Deprem uzmanları izmir’de bulunan Tuzla Fayı hattında 7,1 büyüklüğünde bir deprem olabileceğini açıklarken İnşaat Mühendisleri Odası (İMO) İzmir Şube Başkanı Eylem Ulutaş Ayatar, kentin depreme ne kadar hazırlıklı olup olmadığına dair değerlendirmelerde bulundu.
DEPREM KONUSUN SÜREKLİ GÜNDEMİMİZDE TUTMAMIZ GEREKİYOR
Ayatar, yaptığı değerlendirmede ‘’İzmir’in deprem hazır olmadığını söylemek gerekir. Deprem konusun sürekli gündemde tutmamız gerekiyor. Ülkemiz oldukça büyük 6 büyüklükte depremi atlattı. Birçok ilde de hissedilen bir deprem oldu bu. İstanbul’u ve çevresini etkileyecek bir deprem beklerken aynı durumun İzmir için de geçerli olduğunu çok net olarak biz de biliyoruz. En büyük endişemiz bizim depreme hazır olmadığımızı bilmemizdir. Bizim bu deprem korkusunu artık hissetmeden yaşamamız gerekiyor. İnşaat Mühendisleri Odası olarak alınması gerekn önlemler noktasına baktığımızda güvenli yapı üretimi ile ilgili birçok uyarımız oldu.
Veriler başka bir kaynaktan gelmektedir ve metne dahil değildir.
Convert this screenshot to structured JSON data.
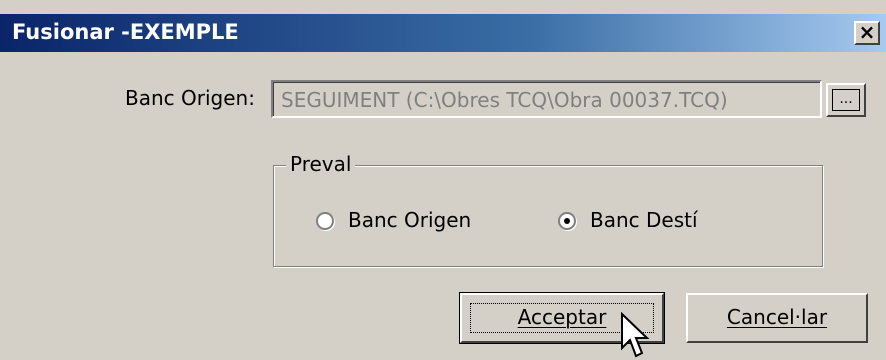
{
  "window": {
    "title": "Fusionar -EXEMPLE",
    "close_label": "×"
  },
  "origin": {
    "label": "Banc Origen:",
    "value": "SEGUIMENT (C:\\Obres TCQ\\Obra 00037.TCQ)",
    "browse_label": "..."
  },
  "preval": {
    "legend": "Preval",
    "options": [
      {
        "label": "Banc Origen",
        "selected": false
      },
      {
        "label": "Banc Destí",
        "selected": true
      }
    ]
  },
  "buttons": {
    "accept_label": "Acceptar",
    "cancel_label": "Cancel·lar"
  },
  "colors": {
    "title_gradient_start": "#0a246a",
    "title_gradient_end": "#a6caf0",
    "face": "#d4d0c8"
  }
}
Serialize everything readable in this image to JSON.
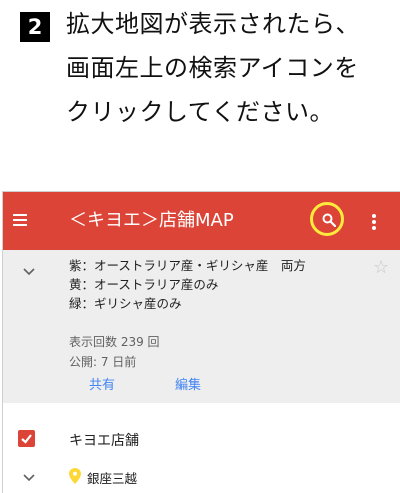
{
  "step": {
    "number": "2",
    "instruction": "拡大地図が表示されたら、\n画面左上の検索アイコンを\nクリックしてください。"
  },
  "appbar": {
    "title": "＜キヨエ＞店舗MAP",
    "background_color": "#db4437",
    "highlight_color": "#ffeb3b"
  },
  "info_card": {
    "description_lines": [
      "紫：オーストラリア産・ギリシャ産　両方",
      "黄：オーストラリア産のみ",
      "緑：ギリシャ産のみ"
    ],
    "view_count": "表示回数 239 回",
    "published": "公開: 7 日前",
    "share_label": "共有",
    "edit_label": "編集"
  },
  "layer": {
    "title": "キヨエ店舗",
    "checked": true
  },
  "place": {
    "label": "銀座三越",
    "pin_color": "#fdd835"
  }
}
Yenilenen yapı noktasında, şantiye şefliğini projelendirilmesinde, uygulanmasının denetlenmesinde görev alan mühendislerin bu işin öznesi olması gerektiği uyarıda bulunduk. İmar affını gündemimizden çıkarmamız gerekiyor. Bir yandan mevut yapı stoğunun gözden geçirilip üzerinde değerlendirme yapılması ve yapı güvenliği açısından kentsel dönüşüm süreçlerinin başlatılması gerekiyor. Aynı zamanda yeniden üretilecek yapılarda da ve yeniden dönüp yapı stoğumuza biz ne durundayız noktasında bakmamız da gerekiyor’’ dedi.
ASIL OLAN YAPININ NASIL ÜRETİLDİĞİ
Sadece belli bir bölgenin riskli olduğunu göstermenin doğru olmadığını kaydeden Ayatar, ‘’Kentte tüm yapı stokunu elden geçirmek gerekiyor ama zemine baktığınızda kıyı şeridinde özen gösterilmesi gereken yapılaşmadır. Kıyı bölgelerinin daha özen gösterilmesi gereken zemin olduğunu söylemek lazım. Dolayısıyla zemin önemli elbette ama oradaki yapının nasıl üretildiği konusu öneli. Mevcut deprem yönetmeliğine uygun projelendirildi mi? Uygulandı mı ve denetlendi mi? Asolan yani ikisinin uyumu ikisinin birlikte çalışması durumu. Dolayısıyla hani bunların berabere değerlendirilmesi gereken parametreler bunlar diye düşünüyorum. Bir bölgeyi işaret etmek çok doğru olmaz’’ dedi.